Um 13.20 Uhr schleudert mich die Winde in den Himmel. Trotz gut 400 Metern geht der Versuch daneben, es steigt kein bisschen. Der Wald in der Südplatzrunde, der sonst eigentlich zuverlässig Steigen bringt, lässt mich im Stich. Nach wenigen Minuten bin ich wieder unten. Egal, ran und zweiter Versuch. Wieder 400 Meter, dieses Mal gehe ich in die Nordplatzrunde, und siehe da, im Gegenanflug steigt es. Zwei, drei Bärte später stehen 1600 Meter auf der Uhr. Das muss zum Abflug reichen trotz des straffen Gegenwindes. Navigatorisch ist das ganze simpel: Einfach in südöstlicher Richtung die Waldkante entlang, als Orientierungslinien eigenen sich die B5 und die Bahnlinie Hamburg-Berlin. Am Boden sehe ich Bad Wilsnack mit der Wunderblutkirche vorbeiziehen, dann Glöwen. Die Elbe glitzert in der Sonne ebenso wie die Havel, die zum einen bei Havelberg in den größeren Fluss einmündet, zum anderen über die Wehre bei Gnevsdorf. Direkt über Havelberg drehe ich ein paar Kreise und habe nebenbei Zeit, die schöne Stadt aus der Vogelperspektive zu betrachten. Das Buga-Gelände im Norden, den Dom, die Insel mit der St. Laurentius-Kirche, in der die Blumenausstellung stattfindet und in der ich mich zwei Wochen zuvor über die – sagen wir mal gewöhnungsbedürftige – Floristik aus Fernost gewundert habe.

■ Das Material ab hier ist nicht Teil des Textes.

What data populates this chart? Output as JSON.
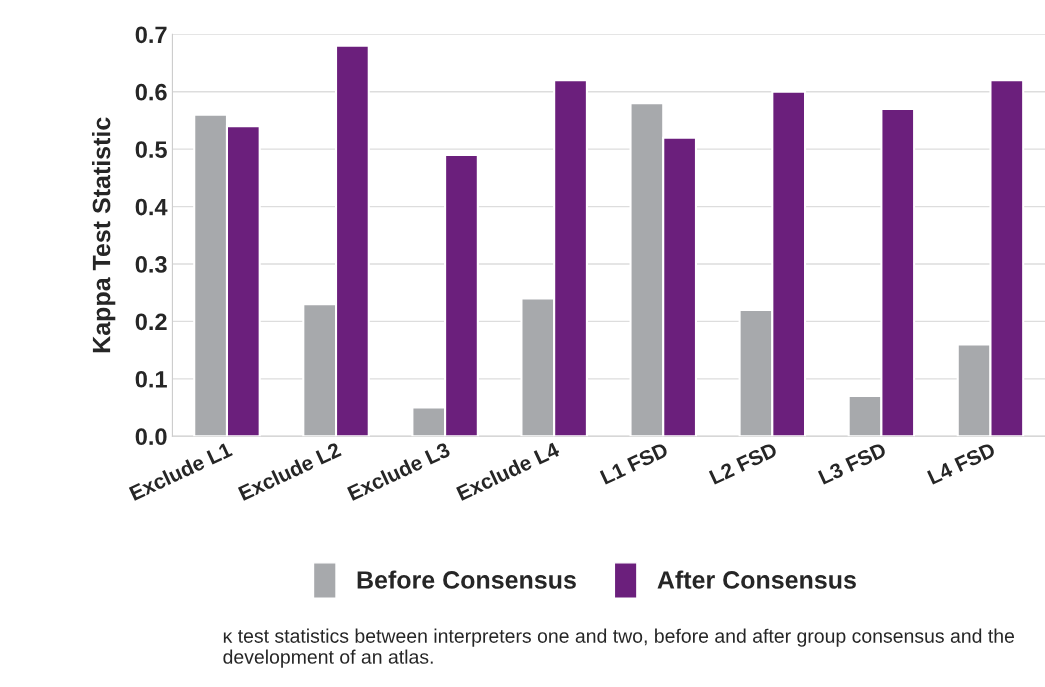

In einiger Entfernung eine große, glänzende Fläche. Blick zur Karte, Blick zum Fleck, Aha-Effekt: Der Gülper See. Ich kann mir ein Grinsen nicht verkneifen, denn nun ist klar, dass ich mein Ziel, den Stöllner Flugplatz, selbst ohne weitere Thermik bei entspanntem Gleitflug erreichen müsste. Als ich den See rechts querab habe, ziehe ich noch zwei, drei Angstkreise, die aber keine Höhe bringen. Dennoch erreiche ich mit 1100 Metern Stölln und Lady Agnes gegen 15.12 Uhr Ortszeit. Noch gute zehn Minuten kreise ich hier und versuche, mit dem Handy Fotos der Anlage zu schießen, ohne dabei abzustürzen. Das wird mir schließlich zu doof und ich mache mich klar zur Landung. Bei Stölln Info frage ich die aktuellen Landeinformationen ab, insbesondere die Platzrunde und das Landeverfahren. Da ein Segelflugzeug in der Motorbahn links vom Startaufbau steht, weiter rechts aber noch ein Landezeichen liegt bin ich mir nicht sicher, wie das hier gehandhabt wird. Vom Flugleiter kommt die lapidare Info, dass ich landen kann, wo gerade Platz ist. Um 15.25 Uhr steht die Else auf der Wiese des Stöllner Flugplatzes, eine Stunde und 43 Minuten nach dem Start in Perleberg.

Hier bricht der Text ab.